The Water Hen intrusion is a small (2 miles long, 1 mile wide) body of layered rocks which has been intruded into the basal portion of the Duluth Complex, near Hoyt Lakes, Minnesota. Cyclical units of mineral-graded layers are well developed in the intrusion and range from dunites at their bases through troctolites to anorthosites at their tops. Contaminated igneous rocks and associated footwall inclusions are found predominantly in the lower third of the intrusion.
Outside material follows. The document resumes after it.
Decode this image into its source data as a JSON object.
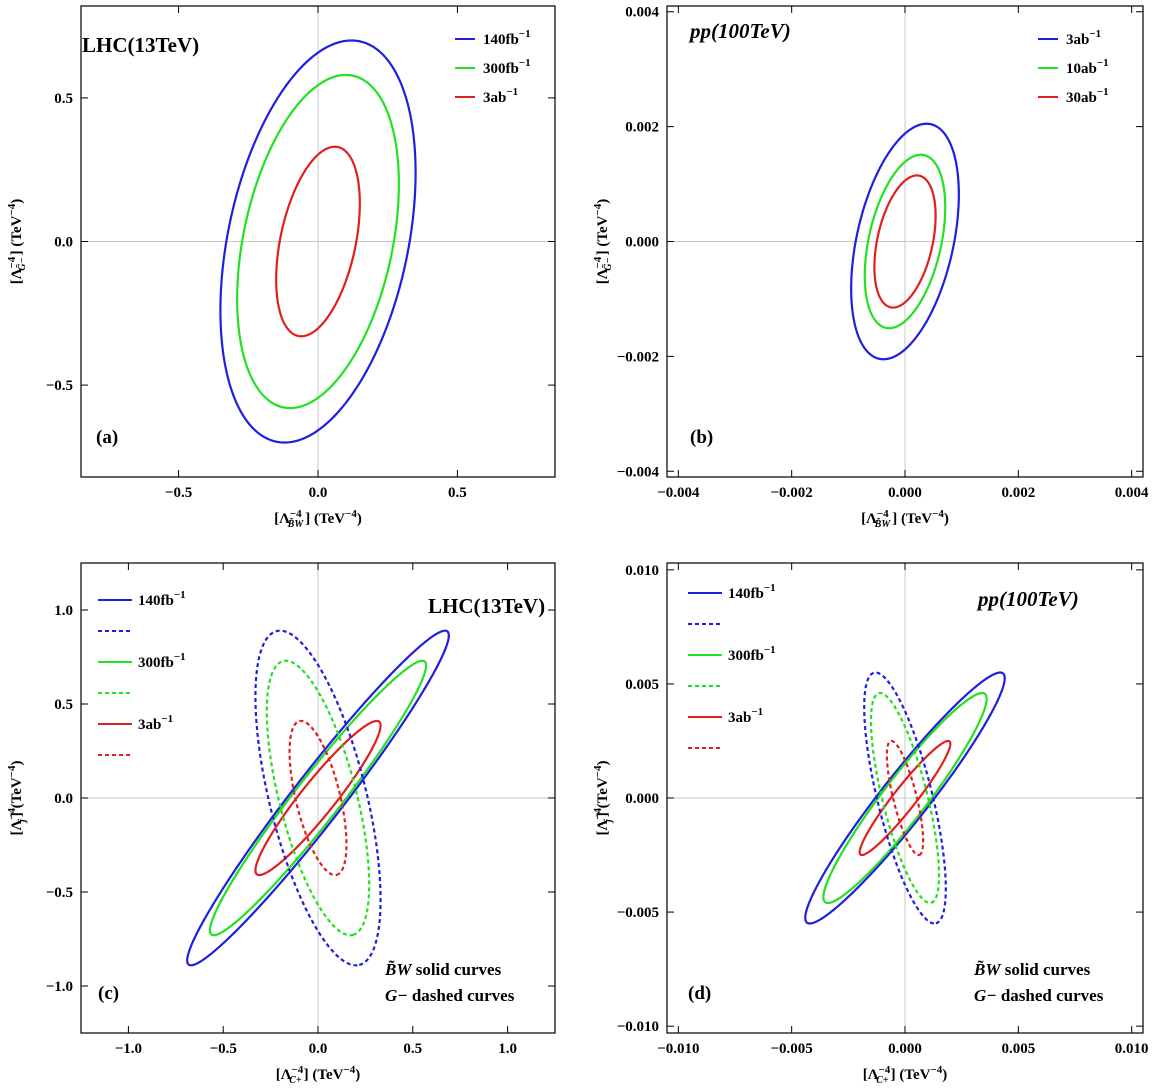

The contaminated zones contain cordierite, orthopyroxene, aluminous spinel, graphite, and sulfides.Cu-Ni sulfide mineralization occurs mainly in a basal dunite unit with lesser amounts found in contaminated dunites and peridotites associated with mineral-graded units higher in the intrusion. Pyrrhotite, chalcopyrite, cubanite, and pentlandite are the essential sulfide minerals.Sulfur isotopic values determined on sulfides in metasedimentary footwall rocks give delta 34 S values of around +18 per mil while those sulfides associated with contaminated rocks in the intrusion give delta 34 S values of about +15 per mil. Sulfides associated with the basal dunite, not obviously contaminated, give delta 34 S values of about +11 per mil.The occurrence of footwall inclusions and contaminated rocks in the intrusion taken together with sulfur isotopic evidence suggests that part and perhaps a large portion of the sulfur in the intrusion was derived from the metasedimentary footwall rocks.